Behavior - a consequence of the (thinking) position?Mental blockades - 2/2

Mental patterns are thinking habits. Thinking habits trigger human behavior and are subject to an attitude. For example, if we are pessimistic, we are most likely to wait or reject. If we find an optimistic attitude, we expect the good. And it goes even further; depending on our inner expectations, we seek confirmation of what we expect. It is also possible that we may hide other facts and only perceive (positive or negative) what we expected from the beginning.

Management and employee behavior are therefore always the result of (mental) attitudes and attitudes. If behavioral changes of people in companies and organizations are desired, for example, more entrepreneurial action, cost awareness, goal, and result orientation, better cooperation, customer orientation, etc., then it is necessary to create the necessary mental prerequisites (preconditions for thinking).

Very often it can be observed that the attempt to sustainably correct behavior, for example through reward or punishment, fails miserably. In such a case, the person will also sometimes take recourse to admonition or warning in order to bring about a change in behavior. Since behavior is, in the long run, a consequence of the attitude, each attempt of the behavior conditioning reaches too briefly and comes to an attempted “training” equal. One cures at the symptom, not at the cause. If, on the other hand, it is possible to successfully change mental patterns, i.e. attitudes, a change in behavior is an automatic consequence. You can save yourself the futile trouble of trying to condition behavior.

Overcoming mental blockages

In order to overcome mental blockages, it is essential to stimulate the imagination, develop imagination and learn to think beyond existing frameworks. Instead of blaming or punishing a posture/attitude, it is necessary to help professionals and leaders effectively expand the existing framework. The person who is in a mental blockade must first make it clear that there are other ways of thinking at all.

The systemic intervention to irritate blockades of thought completely refrains from blaming the existing, historically grown patterns of thought or from denouncing their bearers. On the contrary, it recognizes and appreciates the ancestral mental models and patterns in their previous value contribution to the organization. At the same time, it effectively stimulates lateral thinking. One of the many very helpful means of professional systemic intervention is the presentation of practical examples from other organizations that think and act completely different and are successful. Another technique is the so-called paradoxical intervention, in which the owner of the mental blockade is deliberately exaggeratedly asked to stick to his traditional pattern of thinking and not to change it, even though the current framework for producing a good solution for existing problems is no longer suitable! This paradoxical request leads the owner of the blockade into the search for a new/extended solution.

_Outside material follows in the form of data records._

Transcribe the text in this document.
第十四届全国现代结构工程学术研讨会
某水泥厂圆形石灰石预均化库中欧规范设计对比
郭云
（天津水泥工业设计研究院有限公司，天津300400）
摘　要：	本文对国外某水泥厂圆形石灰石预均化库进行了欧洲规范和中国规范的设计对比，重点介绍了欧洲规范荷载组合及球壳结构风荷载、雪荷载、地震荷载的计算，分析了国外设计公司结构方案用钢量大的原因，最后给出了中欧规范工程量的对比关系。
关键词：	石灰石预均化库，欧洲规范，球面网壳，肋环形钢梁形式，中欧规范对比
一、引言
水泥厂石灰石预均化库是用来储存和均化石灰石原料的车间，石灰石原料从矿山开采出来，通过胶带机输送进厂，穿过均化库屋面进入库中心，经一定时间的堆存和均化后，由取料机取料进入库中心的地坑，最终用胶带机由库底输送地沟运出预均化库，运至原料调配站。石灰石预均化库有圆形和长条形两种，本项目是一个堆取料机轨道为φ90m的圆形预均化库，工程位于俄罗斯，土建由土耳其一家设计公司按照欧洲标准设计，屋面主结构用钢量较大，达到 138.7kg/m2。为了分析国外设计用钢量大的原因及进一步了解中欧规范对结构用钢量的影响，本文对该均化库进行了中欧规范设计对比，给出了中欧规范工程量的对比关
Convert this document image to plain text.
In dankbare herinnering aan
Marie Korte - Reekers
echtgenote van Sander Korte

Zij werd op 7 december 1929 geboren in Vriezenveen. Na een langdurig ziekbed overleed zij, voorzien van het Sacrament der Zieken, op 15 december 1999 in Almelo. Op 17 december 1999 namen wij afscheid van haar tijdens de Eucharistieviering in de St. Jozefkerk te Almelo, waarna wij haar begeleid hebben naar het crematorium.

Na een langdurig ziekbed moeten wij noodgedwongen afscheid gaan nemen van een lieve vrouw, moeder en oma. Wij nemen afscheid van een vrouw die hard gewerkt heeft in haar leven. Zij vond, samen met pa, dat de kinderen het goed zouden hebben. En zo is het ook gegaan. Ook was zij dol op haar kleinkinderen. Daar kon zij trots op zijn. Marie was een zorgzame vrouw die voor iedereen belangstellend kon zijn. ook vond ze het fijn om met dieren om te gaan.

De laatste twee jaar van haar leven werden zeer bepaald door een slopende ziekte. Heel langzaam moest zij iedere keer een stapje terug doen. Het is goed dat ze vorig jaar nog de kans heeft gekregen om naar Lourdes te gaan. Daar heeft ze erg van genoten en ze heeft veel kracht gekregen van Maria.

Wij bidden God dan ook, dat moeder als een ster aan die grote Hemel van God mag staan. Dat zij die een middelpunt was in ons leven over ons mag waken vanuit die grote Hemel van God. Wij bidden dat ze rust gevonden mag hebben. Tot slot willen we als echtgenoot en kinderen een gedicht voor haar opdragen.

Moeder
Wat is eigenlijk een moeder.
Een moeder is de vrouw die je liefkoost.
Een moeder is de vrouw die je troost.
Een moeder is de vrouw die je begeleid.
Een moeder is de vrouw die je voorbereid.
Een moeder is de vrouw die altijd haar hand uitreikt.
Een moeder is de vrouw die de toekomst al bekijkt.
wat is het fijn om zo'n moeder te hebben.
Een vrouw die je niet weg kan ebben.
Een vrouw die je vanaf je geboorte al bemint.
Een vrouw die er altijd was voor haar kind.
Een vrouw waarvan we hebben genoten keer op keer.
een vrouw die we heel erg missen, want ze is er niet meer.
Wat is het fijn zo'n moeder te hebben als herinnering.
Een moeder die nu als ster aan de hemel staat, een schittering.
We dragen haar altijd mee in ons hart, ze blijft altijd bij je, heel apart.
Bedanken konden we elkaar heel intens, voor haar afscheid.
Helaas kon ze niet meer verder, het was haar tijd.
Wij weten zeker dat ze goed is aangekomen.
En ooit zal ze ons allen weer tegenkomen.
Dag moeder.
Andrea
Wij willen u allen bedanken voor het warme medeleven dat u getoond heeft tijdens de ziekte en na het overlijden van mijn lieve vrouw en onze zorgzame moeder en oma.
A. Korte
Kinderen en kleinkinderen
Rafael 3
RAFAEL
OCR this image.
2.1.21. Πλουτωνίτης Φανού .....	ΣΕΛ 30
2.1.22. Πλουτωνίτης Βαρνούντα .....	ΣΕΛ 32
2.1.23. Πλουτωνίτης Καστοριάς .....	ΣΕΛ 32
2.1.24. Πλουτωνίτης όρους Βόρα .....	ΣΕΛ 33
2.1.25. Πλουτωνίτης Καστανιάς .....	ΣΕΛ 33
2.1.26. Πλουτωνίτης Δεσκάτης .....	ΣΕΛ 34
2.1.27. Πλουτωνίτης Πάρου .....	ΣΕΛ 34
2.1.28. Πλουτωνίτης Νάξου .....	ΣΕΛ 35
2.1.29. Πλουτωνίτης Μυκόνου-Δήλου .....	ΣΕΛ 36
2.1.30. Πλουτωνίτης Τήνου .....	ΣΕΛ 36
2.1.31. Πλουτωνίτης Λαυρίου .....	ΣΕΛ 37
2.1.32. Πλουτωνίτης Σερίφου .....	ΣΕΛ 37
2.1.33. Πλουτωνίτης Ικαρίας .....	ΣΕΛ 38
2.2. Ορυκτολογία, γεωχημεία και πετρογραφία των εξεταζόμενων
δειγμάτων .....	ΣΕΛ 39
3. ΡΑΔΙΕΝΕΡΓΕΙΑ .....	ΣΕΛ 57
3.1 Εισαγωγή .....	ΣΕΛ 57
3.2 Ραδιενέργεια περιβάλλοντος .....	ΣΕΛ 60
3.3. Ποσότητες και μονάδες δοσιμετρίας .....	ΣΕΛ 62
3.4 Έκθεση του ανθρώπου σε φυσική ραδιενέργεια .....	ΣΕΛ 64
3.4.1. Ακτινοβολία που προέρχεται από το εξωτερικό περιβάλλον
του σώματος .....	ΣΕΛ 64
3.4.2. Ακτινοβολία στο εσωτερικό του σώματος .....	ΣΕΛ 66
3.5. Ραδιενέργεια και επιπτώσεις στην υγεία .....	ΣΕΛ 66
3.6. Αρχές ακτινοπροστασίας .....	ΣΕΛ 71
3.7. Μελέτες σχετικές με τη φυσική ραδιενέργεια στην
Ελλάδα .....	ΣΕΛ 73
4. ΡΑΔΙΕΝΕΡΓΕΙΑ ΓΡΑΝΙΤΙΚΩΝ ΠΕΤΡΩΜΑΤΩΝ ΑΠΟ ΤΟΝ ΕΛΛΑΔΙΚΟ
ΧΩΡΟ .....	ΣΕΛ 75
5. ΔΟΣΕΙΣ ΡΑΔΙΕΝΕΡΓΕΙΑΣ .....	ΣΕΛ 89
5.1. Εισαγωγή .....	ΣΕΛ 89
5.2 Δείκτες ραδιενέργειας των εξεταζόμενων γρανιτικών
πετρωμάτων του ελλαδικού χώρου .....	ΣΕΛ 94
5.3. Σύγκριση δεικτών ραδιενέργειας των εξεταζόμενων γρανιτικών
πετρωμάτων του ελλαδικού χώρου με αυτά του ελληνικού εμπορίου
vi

All irritation instruments of organizational development for overcoming mental blockades in organizations have one thing in common: A deliberate irritation of thinking arises, confusion about previous patterns of thinking arises. Exactly this confusion is necessary in order to reduce the certainty of one’s own patterns of thinking and interpretation and thus to trigger the inner motive for the self-renewal of thinking. The stimulation of the imagination provides the necessary inspiration, which is urgently needed for the renewal of thinking.